Als Bürgermeisterin will ich jedem Dorf ein eigenes Budget zur Verfügung stellen das vor Ort jeweils selbst verwaltet wird. Der Ortsbeirat und die Bürger können dann entscheiden wofür das Geld investiert wird. Beispielsweise für das Dorfgemeinschaftshaus, den Friedhof, das nächste Fest… oder ob das Geld aufgehoben wird um im nächsten Jahr eine größeres Vorhaben realisieren zu können.

 

Wirtschaftsförderung ist Chefsache

Frage:

… Um hier leben zu können, brauchen wir Arbeitsplätze.
Was wollen Sie dafür tun?

Antwort:

Wirtschaftsförderung ist und bleibt Chefsache.

Eine Bürgermeisterin kennt und pflegt die Unternehmen in der Gemeinde und der Region. Sie ist mit den Menschen im Gespräch, um zu wissen was gebraucht wird, und welche Arbeitsplätze angeboten werden. Dafür möchte ich rgelmäßige Gespräche mit alen Unternehmern in der Gemeinde führen.

Es gilt, die Ansiedlung von Unternehmen und Neugründungen zu fördern. Hierzu kann die Internetseite der Gemeinde verbessert und ausgebaut werden. Sie muss einladend darüber informieren, wo Gewerbeflächen zu welchen Bedingungen zu haben sind und welche Ausbildungs- bzw. Arbeitsplätze zu besetzen sind.

Die Internetgeschwindigkeit in der Fläche ist weiter zu verbessern, um Telearbeit  in den Dörfern zu ermöglichen.

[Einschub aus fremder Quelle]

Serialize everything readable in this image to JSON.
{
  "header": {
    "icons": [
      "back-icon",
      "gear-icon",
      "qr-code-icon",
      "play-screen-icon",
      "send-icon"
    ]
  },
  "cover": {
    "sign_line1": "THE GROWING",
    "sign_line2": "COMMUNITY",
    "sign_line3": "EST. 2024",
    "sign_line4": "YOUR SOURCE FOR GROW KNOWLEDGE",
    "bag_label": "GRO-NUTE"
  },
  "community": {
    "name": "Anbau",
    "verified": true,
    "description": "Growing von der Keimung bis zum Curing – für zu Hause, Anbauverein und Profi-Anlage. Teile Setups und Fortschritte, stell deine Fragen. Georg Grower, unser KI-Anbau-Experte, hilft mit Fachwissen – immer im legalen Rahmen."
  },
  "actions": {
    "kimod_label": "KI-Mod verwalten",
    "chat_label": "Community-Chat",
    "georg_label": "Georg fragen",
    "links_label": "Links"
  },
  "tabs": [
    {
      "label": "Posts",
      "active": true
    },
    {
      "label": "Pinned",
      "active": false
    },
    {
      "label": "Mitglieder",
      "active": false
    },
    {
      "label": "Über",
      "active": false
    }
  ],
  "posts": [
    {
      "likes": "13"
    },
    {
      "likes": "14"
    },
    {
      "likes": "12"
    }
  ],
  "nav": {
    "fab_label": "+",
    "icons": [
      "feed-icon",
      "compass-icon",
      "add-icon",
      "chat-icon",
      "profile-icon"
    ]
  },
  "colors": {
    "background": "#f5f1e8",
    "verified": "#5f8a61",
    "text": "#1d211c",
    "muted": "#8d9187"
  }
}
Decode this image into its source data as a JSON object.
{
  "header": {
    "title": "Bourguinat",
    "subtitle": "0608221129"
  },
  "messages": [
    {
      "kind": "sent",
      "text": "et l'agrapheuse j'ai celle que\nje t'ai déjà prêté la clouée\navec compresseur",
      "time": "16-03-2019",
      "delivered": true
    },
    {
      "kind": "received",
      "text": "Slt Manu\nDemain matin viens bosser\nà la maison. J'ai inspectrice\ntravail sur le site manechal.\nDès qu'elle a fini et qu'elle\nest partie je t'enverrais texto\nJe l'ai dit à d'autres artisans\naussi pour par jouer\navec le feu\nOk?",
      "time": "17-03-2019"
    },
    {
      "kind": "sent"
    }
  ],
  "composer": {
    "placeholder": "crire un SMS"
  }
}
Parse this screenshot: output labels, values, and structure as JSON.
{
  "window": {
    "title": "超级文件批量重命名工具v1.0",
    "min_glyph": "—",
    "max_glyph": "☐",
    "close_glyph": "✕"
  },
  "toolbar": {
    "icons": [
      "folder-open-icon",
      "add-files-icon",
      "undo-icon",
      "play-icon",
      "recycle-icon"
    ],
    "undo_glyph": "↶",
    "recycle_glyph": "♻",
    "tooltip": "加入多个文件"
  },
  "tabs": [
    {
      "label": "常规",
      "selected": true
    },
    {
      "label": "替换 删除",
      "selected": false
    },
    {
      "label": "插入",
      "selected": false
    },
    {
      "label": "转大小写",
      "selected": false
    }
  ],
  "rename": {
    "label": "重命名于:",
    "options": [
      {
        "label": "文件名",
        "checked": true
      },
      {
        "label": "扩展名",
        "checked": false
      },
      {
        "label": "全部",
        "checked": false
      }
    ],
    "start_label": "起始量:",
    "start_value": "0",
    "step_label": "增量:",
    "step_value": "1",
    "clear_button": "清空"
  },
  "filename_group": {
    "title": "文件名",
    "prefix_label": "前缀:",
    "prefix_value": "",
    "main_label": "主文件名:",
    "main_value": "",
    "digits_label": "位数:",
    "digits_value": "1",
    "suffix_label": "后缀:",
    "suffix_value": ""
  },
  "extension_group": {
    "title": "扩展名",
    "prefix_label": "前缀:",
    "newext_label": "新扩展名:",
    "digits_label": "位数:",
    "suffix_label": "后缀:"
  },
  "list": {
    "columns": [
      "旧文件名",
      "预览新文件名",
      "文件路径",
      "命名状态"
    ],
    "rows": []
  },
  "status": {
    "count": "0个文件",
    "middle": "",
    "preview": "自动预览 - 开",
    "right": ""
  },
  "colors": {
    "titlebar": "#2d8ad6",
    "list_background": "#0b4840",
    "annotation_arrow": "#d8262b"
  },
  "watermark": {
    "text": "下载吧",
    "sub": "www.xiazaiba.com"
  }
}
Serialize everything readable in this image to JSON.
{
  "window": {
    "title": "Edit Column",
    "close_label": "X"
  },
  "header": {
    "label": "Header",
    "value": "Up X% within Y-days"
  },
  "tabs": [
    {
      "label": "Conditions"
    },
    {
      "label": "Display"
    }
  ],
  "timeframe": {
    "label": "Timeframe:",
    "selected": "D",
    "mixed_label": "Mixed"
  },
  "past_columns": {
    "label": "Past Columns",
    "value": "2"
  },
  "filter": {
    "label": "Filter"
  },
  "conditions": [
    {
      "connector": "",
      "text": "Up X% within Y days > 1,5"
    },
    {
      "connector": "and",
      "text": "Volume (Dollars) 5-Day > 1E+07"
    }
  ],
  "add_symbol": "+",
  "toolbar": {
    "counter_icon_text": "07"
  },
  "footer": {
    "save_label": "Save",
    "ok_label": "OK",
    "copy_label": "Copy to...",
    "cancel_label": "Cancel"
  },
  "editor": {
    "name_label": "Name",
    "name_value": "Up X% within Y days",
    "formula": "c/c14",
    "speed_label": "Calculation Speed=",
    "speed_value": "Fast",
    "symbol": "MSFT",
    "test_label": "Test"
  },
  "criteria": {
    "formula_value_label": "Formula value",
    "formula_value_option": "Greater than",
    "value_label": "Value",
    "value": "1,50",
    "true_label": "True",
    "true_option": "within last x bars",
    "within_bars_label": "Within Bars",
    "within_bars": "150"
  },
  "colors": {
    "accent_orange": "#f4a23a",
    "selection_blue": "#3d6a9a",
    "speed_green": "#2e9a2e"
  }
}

Tourismus und Landwirtschaft sind natürlich als wesentliche Wirtschaftsfaktoren hier in der Region weiter zu fördern.

Bedeutung der freiwilligen Feuerwehr

Frage:

… Welche Bedeutung hat für Sie die freiwillige Feuerwehr der Gemeinde Wiesenburg/Mark?

Antwort:

Ich finde es äußerst bemerkenswert, dass  Wiesenburg 12 Ortswehren hat! Hautnah habe ich vor kurzem erst den Einsatz von 100 Feuerwehrleuten bei dem tragischen Brand der Töpferei in Schmerwitz erlebt. Ich weiß, das alle Feuerwehrleute viel Zeit in Ausbildung investieren.

Die Feuerwehr dient nicht nur der Gefahrenabwehr bzw. und unserem Schutz. Sie ist auch vor allem mit ihrer Jugendarbeit ein wesentlicher Bestandteil des sozialen Lebens und der Lebendigkeit von Wiesenburg!

Warum nur ein „e“ beim Vorname?

Frage:

… bisher kenne ich dich als Dorothee, mit zwei ee. Ist das ein Tipp- oder Layoutfehler?

Antwort:

Meine Eltern haben mich Dorothe genannt. So steht es in der Geburtsurkunde. Nun gefällt mir mein Name mit zwei „e“ aber besser. Schon als Jugendliche habe ich begonnen entsprechend zu unterschreiben. In allen Veröffentlichungen und im Internet erscheine ich also bisher so wie´s mir gefällt.

Wichtig war und ist das Ganze „nur“ in rechtlichen Zusammenhängen, wenn es um Personalausweis oder Führerschein geht. Auf den Wahlzetteln muss der ordentliche Name stehen, damit er gültig ist.
Also erscheine ich jetzt mit dieser Webseite als Dorothe.